Box plots are great to show the distribution of a continuous variable. We can use it to show only one variable, or multiple variables. It is important to be very descriptive when making plots, the idea of a figure is that can explain itselt. we will start to slowly introduce functions to do this and customize our figures.
# Only one variable
PRRS %>%
ggplot() +
geom_boxplot(aes(y = Age)) +
labs(title = 'Distribution of Age') # we can add different labels such as the main title
# Same variable, but stratified by another
Figs[['boxplot']] <- PRRS %>%
ggplot() +
geom_boxplot(aes(y = Age, x = Sex), fill = 'lightgreen') +
labs(title = "Boxplot of age stratified by sex")
# now that we have our figure stored in the list we can print it
Figs$boxplot
As you saw, when we print the list we are specifying which figure we want, since now we have 2 elements inside the list. We can just print Figs
to the console, but that will show us the two figures in the list.
For the next plot we will expand on the customization of the plots. First we will create a color palette, then we will transform our data to make a bar plot, then we will change the axis and add labels.

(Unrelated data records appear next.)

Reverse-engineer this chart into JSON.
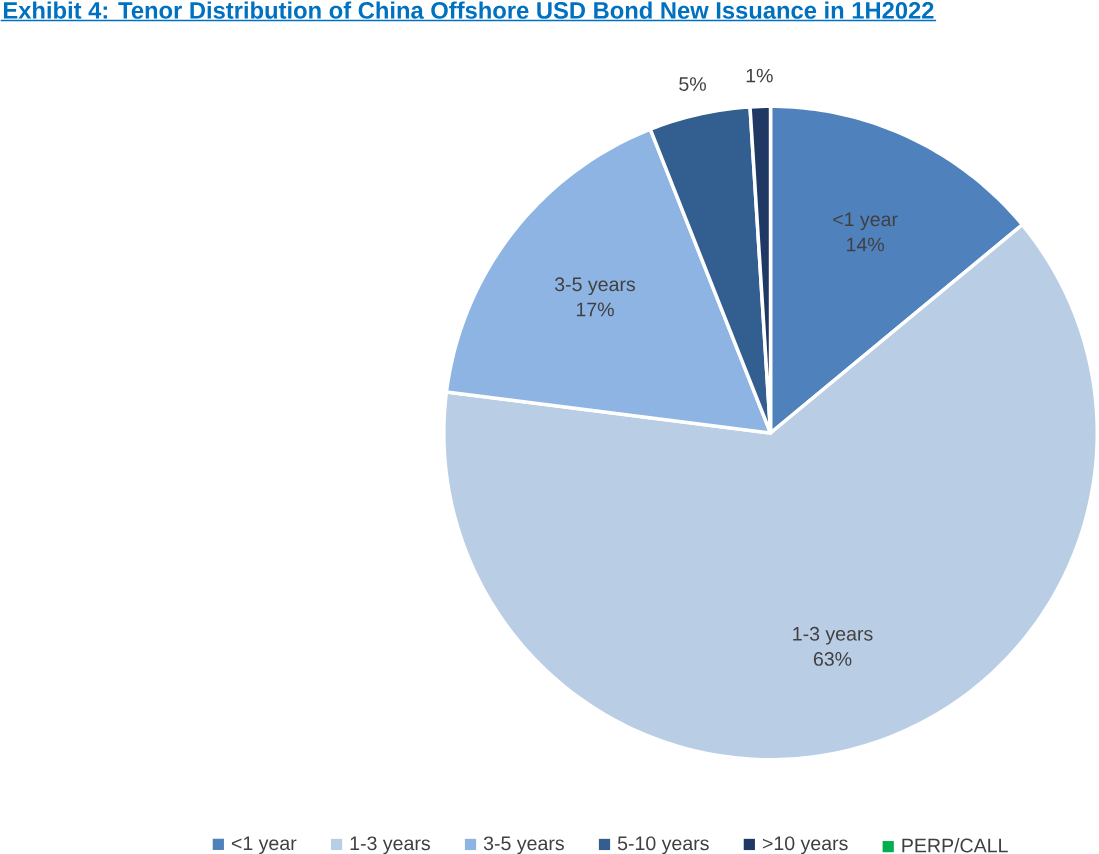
{
  "chart_data": {
    "type": "pie",
    "title": "Exhibit 4: Tenor Distribution of China Offshore USD Bond New Issuance in 1H2022",
    "categories": [
      "<1 year",
      "1-3 years",
      "3-5 years",
      "5-10 years",
      ">10 years",
      "PERP/CALL"
    ],
    "values": [
      14,
      63,
      17,
      5,
      1,
      0
    ],
    "colors": [
      "#4f81bd",
      "#b9cde5",
      "#8eb4e3",
      "#335e90",
      "#1f3864",
      "#00b050"
    ],
    "value_labels": [
      "14%",
      "63%",
      "17%",
      "5%",
      "1%",
      null
    ],
    "legend": "bottom"
  }
}
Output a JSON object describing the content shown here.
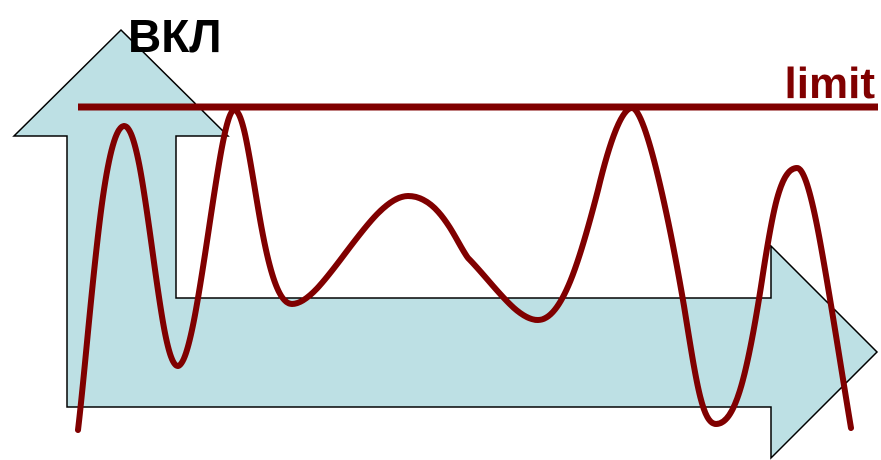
{
  "labels": {
    "top": "ВКЛ",
    "limit": "limit"
  },
  "colors": {
    "arrow_fill": "#bde0e4",
    "arrow_stroke": "#000000",
    "wave": "#800000",
    "limit_line": "#800000",
    "top_label": "#000000",
    "limit_label": "#800000",
    "background": "#ffffff"
  }
}
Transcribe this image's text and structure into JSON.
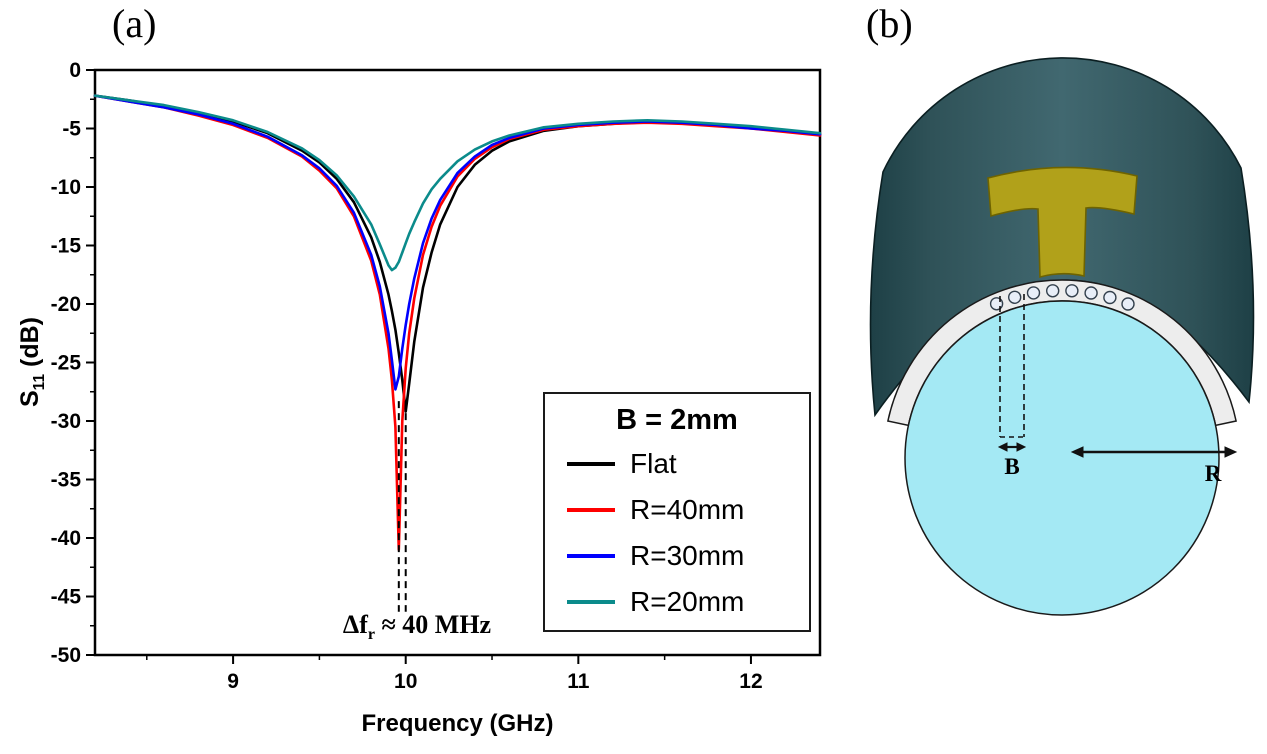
{
  "panels": {
    "a_label": "(a)",
    "b_label": "(b)"
  },
  "chart_data": {
    "type": "line",
    "xlabel": "Frequency (GHz)",
    "ylabel": "S11 (dB)",
    "ylabel_parts": {
      "base": "S",
      "sub": "11",
      "rest": " (dB)"
    },
    "xlim": [
      8.2,
      12.4
    ],
    "ylim": [
      -50,
      0
    ],
    "x_major_ticks": [
      9,
      10,
      11,
      12
    ],
    "x_minor_ticks": [
      8.5,
      9.5,
      10.5,
      11.5
    ],
    "y_major_ticks": [
      0,
      -5,
      -10,
      -15,
      -20,
      -25,
      -30,
      -35,
      -40,
      -45,
      -50
    ],
    "y_minor_ticks": [
      -2.5,
      -7.5,
      -12.5,
      -17.5,
      -22.5,
      -27.5,
      -32.5,
      -37.5,
      -42.5,
      -47.5
    ],
    "grid": false,
    "x": [
      8.2,
      8.4,
      8.6,
      8.8,
      9.0,
      9.2,
      9.4,
      9.5,
      9.6,
      9.7,
      9.8,
      9.85,
      9.9,
      9.92,
      9.94,
      9.96,
      9.98,
      10.0,
      10.02,
      10.05,
      10.1,
      10.15,
      10.2,
      10.3,
      10.4,
      10.5,
      10.6,
      10.8,
      11.0,
      11.2,
      11.4,
      11.6,
      11.8,
      12.0,
      12.2,
      12.4
    ],
    "series": [
      {
        "name": "Flat",
        "color": "#000000",
        "values": [
          -2.2,
          -2.6,
          -3.1,
          -3.7,
          -4.4,
          -5.4,
          -6.9,
          -7.9,
          -9.3,
          -11.3,
          -14.3,
          -16.4,
          -19.2,
          -20.6,
          -22.2,
          -24.2,
          -26.5,
          -29.2,
          -26.8,
          -23.2,
          -18.6,
          -15.6,
          -13.2,
          -10.0,
          -8.1,
          -6.9,
          -6.1,
          -5.2,
          -4.8,
          -4.6,
          -4.4,
          -4.5,
          -4.7,
          -4.9,
          -5.2,
          -5.5
        ]
      },
      {
        "name": "R=40mm",
        "color": "#fe0000",
        "values": [
          -2.2,
          -2.7,
          -3.2,
          -3.9,
          -4.7,
          -5.8,
          -7.4,
          -8.6,
          -10.1,
          -12.5,
          -16.3,
          -19.2,
          -23.8,
          -26.5,
          -30.5,
          -41.0,
          -30.0,
          -25.5,
          -22.5,
          -19.5,
          -15.8,
          -13.4,
          -11.6,
          -9.1,
          -7.6,
          -6.6,
          -5.9,
          -5.1,
          -4.8,
          -4.6,
          -4.5,
          -4.6,
          -4.8,
          -5.0,
          -5.3,
          -5.6
        ]
      },
      {
        "name": "R=30mm",
        "color": "#0000fe",
        "values": [
          -2.2,
          -2.7,
          -3.2,
          -3.8,
          -4.6,
          -5.7,
          -7.3,
          -8.4,
          -9.9,
          -12.2,
          -15.8,
          -18.5,
          -22.5,
          -24.8,
          -27.3,
          -26.2,
          -23.8,
          -21.8,
          -20.0,
          -17.8,
          -14.8,
          -12.7,
          -11.1,
          -8.8,
          -7.4,
          -6.4,
          -5.8,
          -5.0,
          -4.7,
          -4.5,
          -4.4,
          -4.5,
          -4.7,
          -5.0,
          -5.2,
          -5.5
        ]
      },
      {
        "name": "R=20mm",
        "color": "#0b8b8b",
        "values": [
          -2.2,
          -2.6,
          -3.0,
          -3.6,
          -4.3,
          -5.3,
          -6.7,
          -7.7,
          -9.0,
          -10.8,
          -13.2,
          -14.9,
          -16.7,
          -17.1,
          -16.9,
          -16.4,
          -15.6,
          -14.8,
          -14.0,
          -13.0,
          -11.4,
          -10.2,
          -9.3,
          -7.8,
          -6.8,
          -6.1,
          -5.6,
          -4.9,
          -4.6,
          -4.4,
          -4.3,
          -4.4,
          -4.6,
          -4.8,
          -5.1,
          -5.4
        ]
      }
    ],
    "legend": {
      "title": "B = 2mm",
      "position": "lower-right"
    },
    "annotation": {
      "prefix": "Δf",
      "sub": "r",
      "rest": " ≈ 40 MHz",
      "f1": 9.96,
      "f2": 10.0
    }
  },
  "diagram": {
    "b_label": "B",
    "r_label": "R",
    "colors": {
      "cylinder": "#a4e9f4",
      "substrate_band": "#ededed",
      "conformal_sheet": "#3a5f65",
      "patch": "#b1a11a",
      "via": "#e8eef8"
    }
  }
}
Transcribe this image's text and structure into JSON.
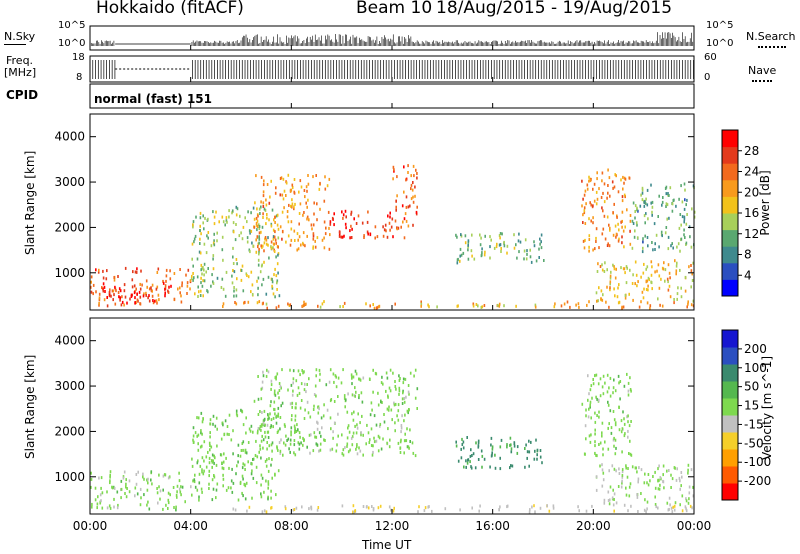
{
  "header": {
    "title": "Hokkaido (fitACF)",
    "beam": "Beam 10",
    "date_range": "18/Aug/2015 - 19/Aug/2015"
  },
  "noise_panel": {
    "left_label": "N.Sky",
    "right_label": "N.Search",
    "left_ticks": [
      "10^5",
      "10^0"
    ],
    "right_ticks": [
      "10^5",
      "10^0"
    ]
  },
  "freq_panel": {
    "left_label_line1": "Freq.",
    "left_label_line2": "[MHz]",
    "right_label": "Nave",
    "left_ticks": [
      "18",
      "8"
    ],
    "right_ticks": [
      "60",
      "0"
    ]
  },
  "cpid_panel": {
    "left_label": "CPID",
    "mode_text": "normal (fast) 151"
  },
  "colors": {
    "power_scale": [
      "#0000ff",
      "#2b4fc0",
      "#3f8a8e",
      "#5aa870",
      "#a8d05a",
      "#f2c21b",
      "#f89a1c",
      "#f26a1e",
      "#e33a1c",
      "#ff0000"
    ],
    "velocity_scale": [
      "#ff0000",
      "#ff5a00",
      "#ff9f00",
      "#f5cf2a",
      "#c0c0c0",
      "#7ed94f",
      "#55b84f",
      "#3a8a6e",
      "#2b4fc0",
      "#1616d0"
    ]
  },
  "chart_data": [
    {
      "type": "heatmap",
      "panel": "power",
      "xlabel": "",
      "ylabel": "Slant Range [km]",
      "ylim": [
        180,
        4500
      ],
      "y_ticks": [
        1000,
        2000,
        3000,
        4000
      ],
      "colorbar_label": "Power [dB]",
      "colorbar_ticks": [
        4,
        8,
        12,
        16,
        20,
        24,
        28
      ],
      "colorbar_range": [
        0,
        32
      ],
      "regions": [
        {
          "t": [
            0.0,
            4.0
          ],
          "r": [
            300,
            1150
          ],
          "v": 25
        },
        {
          "t": [
            0.5,
            3.2
          ],
          "r": [
            380,
            800
          ],
          "v": 30
        },
        {
          "t": [
            4.0,
            7.5
          ],
          "r": [
            500,
            2500
          ],
          "v": 14
        },
        {
          "t": [
            6.5,
            9.5
          ],
          "r": [
            1500,
            3200
          ],
          "v": 21
        },
        {
          "t": [
            9.5,
            12.5
          ],
          "r": [
            1800,
            2400
          ],
          "v": 28
        },
        {
          "t": [
            12.0,
            13.0
          ],
          "r": [
            2000,
            3400
          ],
          "v": 25
        },
        {
          "t": [
            14.5,
            18.0
          ],
          "r": [
            1200,
            1900
          ],
          "v": 12
        },
        {
          "t": [
            19.5,
            21.5
          ],
          "r": [
            1500,
            3300
          ],
          "v": 22
        },
        {
          "t": [
            20.0,
            24.0
          ],
          "r": [
            400,
            1300
          ],
          "v": 18
        },
        {
          "t": [
            21.5,
            24.0
          ],
          "r": [
            1500,
            3000
          ],
          "v": 11
        },
        {
          "t": [
            5.0,
            24.0
          ],
          "r": [
            250,
            400
          ],
          "v": 20
        }
      ]
    },
    {
      "type": "heatmap",
      "panel": "velocity",
      "xlabel": "Time UT",
      "ylabel": "Slant Range [km]",
      "ylim": [
        180,
        4500
      ],
      "y_ticks": [
        1000,
        2000,
        3000,
        4000
      ],
      "colorbar_label": "Velocity [m s^-1]",
      "colorbar_ticks": [
        200,
        100,
        50,
        15,
        -15,
        -50,
        -100,
        -200
      ],
      "x_ticks": [
        "00:00",
        "04:00",
        "08:00",
        "12:00",
        "16:00",
        "20:00",
        "00:00"
      ],
      "x_range_hours": [
        0,
        24
      ],
      "regions": [
        {
          "t": [
            0.0,
            4.0
          ],
          "r": [
            300,
            1150
          ],
          "v": 0
        },
        {
          "t": [
            4.0,
            7.5
          ],
          "r": [
            500,
            2500
          ],
          "v": 5
        },
        {
          "t": [
            6.5,
            13.0
          ],
          "r": [
            1500,
            3400
          ],
          "v": 0
        },
        {
          "t": [
            14.5,
            18.0
          ],
          "r": [
            1200,
            1900
          ],
          "v": 60
        },
        {
          "t": [
            19.5,
            21.5
          ],
          "r": [
            1500,
            3300
          ],
          "v": 0
        },
        {
          "t": [
            20.0,
            24.0
          ],
          "r": [
            400,
            1300
          ],
          "v": -10
        },
        {
          "t": [
            5.0,
            24.0
          ],
          "r": [
            250,
            400
          ],
          "v": -40
        }
      ]
    }
  ]
}
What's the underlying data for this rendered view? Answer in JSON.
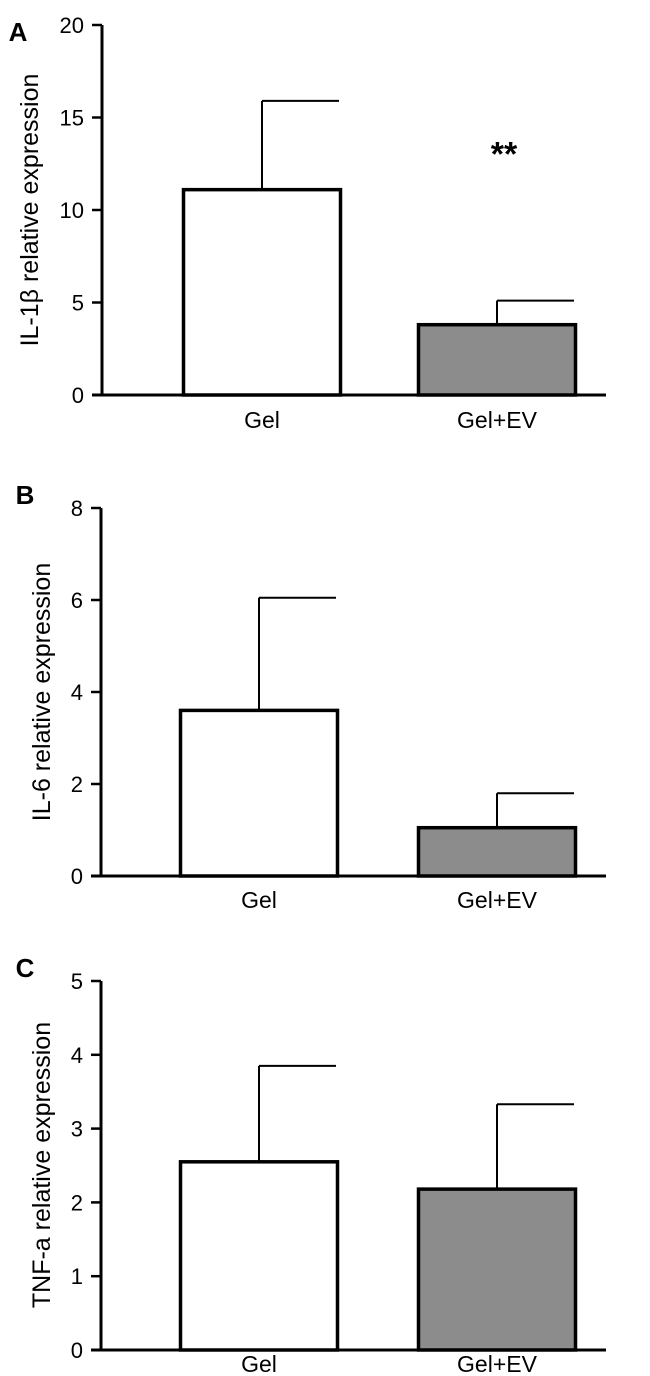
{
  "chart_data": [
    {
      "type": "bar",
      "panel_label": "A",
      "ylabel": "IL-1β relative expression",
      "xlabel": "",
      "categories": [
        "Gel",
        "Gel+EV"
      ],
      "series": [
        {
          "values": [
            11.1,
            3.8
          ],
          "errors": [
            4.8,
            1.3
          ]
        }
      ],
      "bar_colors": [
        "#ffffff",
        "#8c8c8c"
      ],
      "ylim": [
        0,
        20
      ],
      "yticks": [
        0,
        5,
        10,
        15,
        20
      ],
      "grid": false,
      "annotations": [
        {
          "category": "Gel+EV",
          "text": "**"
        }
      ]
    },
    {
      "type": "bar",
      "panel_label": "B",
      "ylabel": "IL-6 relative expression",
      "xlabel": "",
      "categories": [
        "Gel",
        "Gel+EV"
      ],
      "series": [
        {
          "values": [
            3.6,
            1.05
          ],
          "errors": [
            2.45,
            0.75
          ]
        }
      ],
      "bar_colors": [
        "#ffffff",
        "#8c8c8c"
      ],
      "ylim": [
        0,
        8
      ],
      "yticks": [
        0,
        2,
        4,
        6,
        8
      ],
      "grid": false,
      "annotations": []
    },
    {
      "type": "bar",
      "panel_label": "C",
      "ylabel": "TNF-a relative expression",
      "xlabel": "",
      "categories": [
        "Gel",
        "Gel+EV"
      ],
      "series": [
        {
          "values": [
            2.55,
            2.18
          ],
          "errors": [
            1.3,
            1.15
          ]
        }
      ],
      "bar_colors": [
        "#ffffff",
        "#8c8c8c"
      ],
      "ylim": [
        0,
        5
      ],
      "yticks": [
        0,
        1,
        2,
        3,
        4,
        5
      ],
      "grid": false,
      "annotations": []
    }
  ]
}
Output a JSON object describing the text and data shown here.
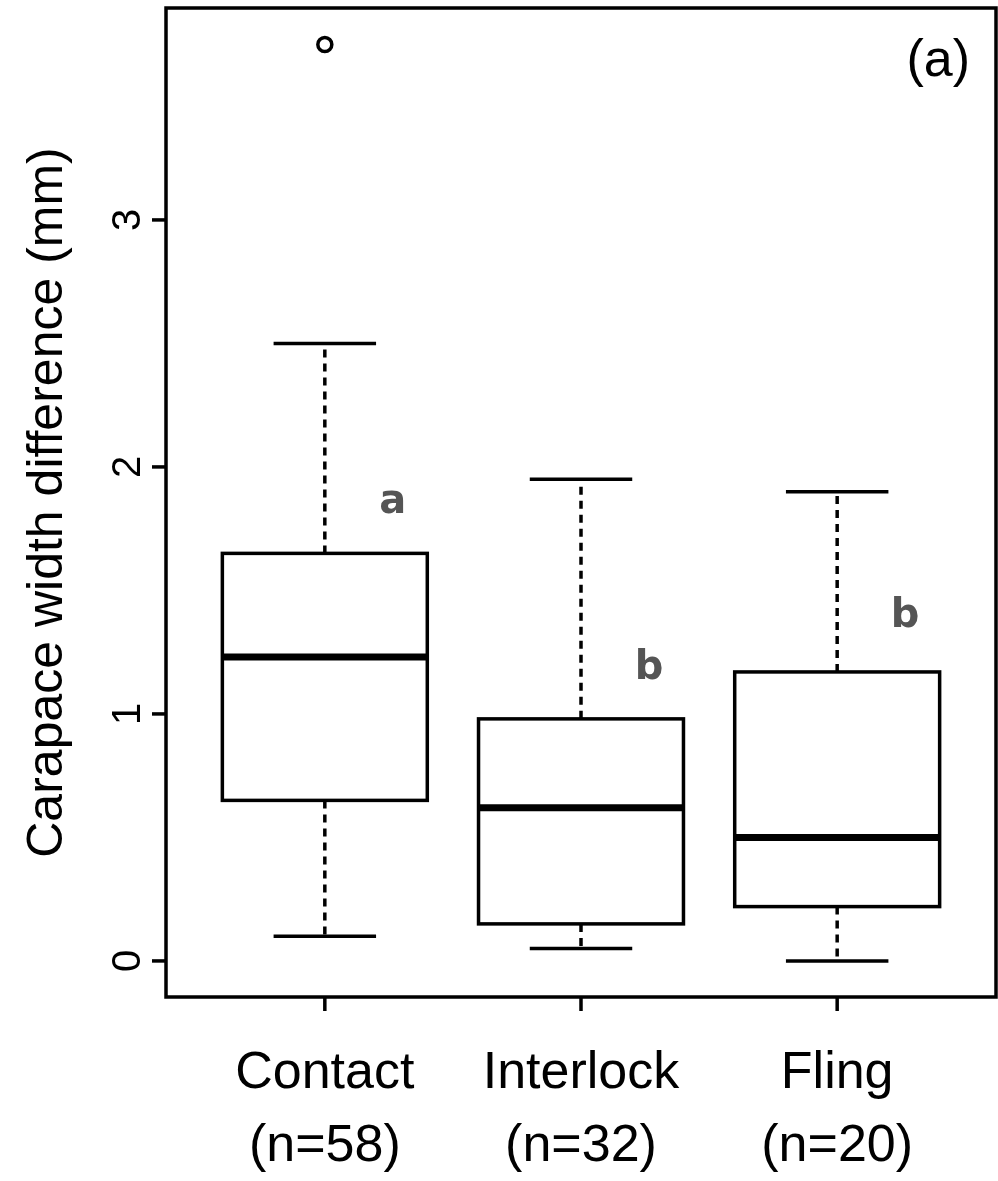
{
  "chart_data": {
    "type": "box",
    "ylabel": "Carapace width difference (mm)",
    "categories": [
      "Contact\n(n=58)",
      "Interlock\n(n=32)",
      "Fling\n(n=20)"
    ],
    "boxes": [
      {
        "low": 0.1,
        "q1": 0.65,
        "median": 1.23,
        "q3": 1.65,
        "high": 2.5,
        "outliers": [
          3.71
        ]
      },
      {
        "low": 0.05,
        "q1": 0.15,
        "median": 0.62,
        "q3": 0.98,
        "high": 1.95
      },
      {
        "low": 0,
        "q1": 0.22,
        "median": 0.5,
        "q3": 1.17,
        "high": 1.9
      }
    ],
    "ylim": [
      -0.146,
      3.858
    ],
    "yticks": [
      0,
      1,
      2,
      3
    ],
    "grid": false,
    "line_style": "dashed",
    "annotations": [
      "(a)",
      {
        "text": "a",
        "x": "Contact\n(n=58)",
        "y": 1.87
      },
      {
        "text": "b",
        "x": "Interlock\n(n=32)",
        "y": 1.2
      },
      {
        "text": "b",
        "x": "Fling\n(n=20)",
        "y": 1.41
      }
    ]
  }
}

# Create a new color palette:
colpal <- c("#C93434", "#5BA1F0", "#52C4A6")
# Make the plot
Figs[['BarPlot']] <- PRRS %>% # the data we are using
count(Result, Sex) %>% # we will count the number of test results by sex
ggplot() + # call ggplot
geom_bar(aes(fill = factor(Result), x = Sex, y = n), # we want the fill color by test result, x axis by sex and y for number
position = 'dodge', stat = 'identity') + # we define the position as dodge to have a side by side groups
coord_flip() + # we change the coordinates
scale_fill_manual(values = colpal) + # we specify the color palette we want
labs(title = "Test results stratified by sex", fill = 'Test result') # we add labels
# Print our barplot
Figs$BarPlot
When choosing colors in R, we can use the names of the colors, or Hex code. A very usefull tool to help with this is the Addin from Rstudio Colour Picker. we can access this tool from the Addins menu as shown below:
Exercise: Create a bar plot of the results stratified by the farm type:
# Answer
To create a time series we will need to reformat the data a little bit so R can do what we want.
mov <- mov %>%
mutate(date = as.Date(date, "%m/%d/%y"), # First we will format the date
week = format(date, "%V"),
week = lubridate::floor_date(date, 'week')) # The we create a variable formatting the date as week of the year
Figs[['TimeSeries']] <- mov %>%
count(week) %>%
ggplot() +
geom_line(aes(x = week, y = n), col = colpal[1]) +
labs(title = 'Movements per week', x = 'Date', y = "Number of movements")
# show the time series plot
Figs$TimeSeries
One of the advantages of storing all the plots in a list, is that we can very easy make an arrangement of the figures using the package ggpubr
,
# load the library (install if required with)
# install.packages("ggpubr")
library(ggpubr)
ggarrange(plotlist = Figs, heights = c(2, 1))
There are multiple types of plots and selecting the most appropriate for what we want to achieve is very important. The R graph gallery is a great resource to see examples for different type of plots.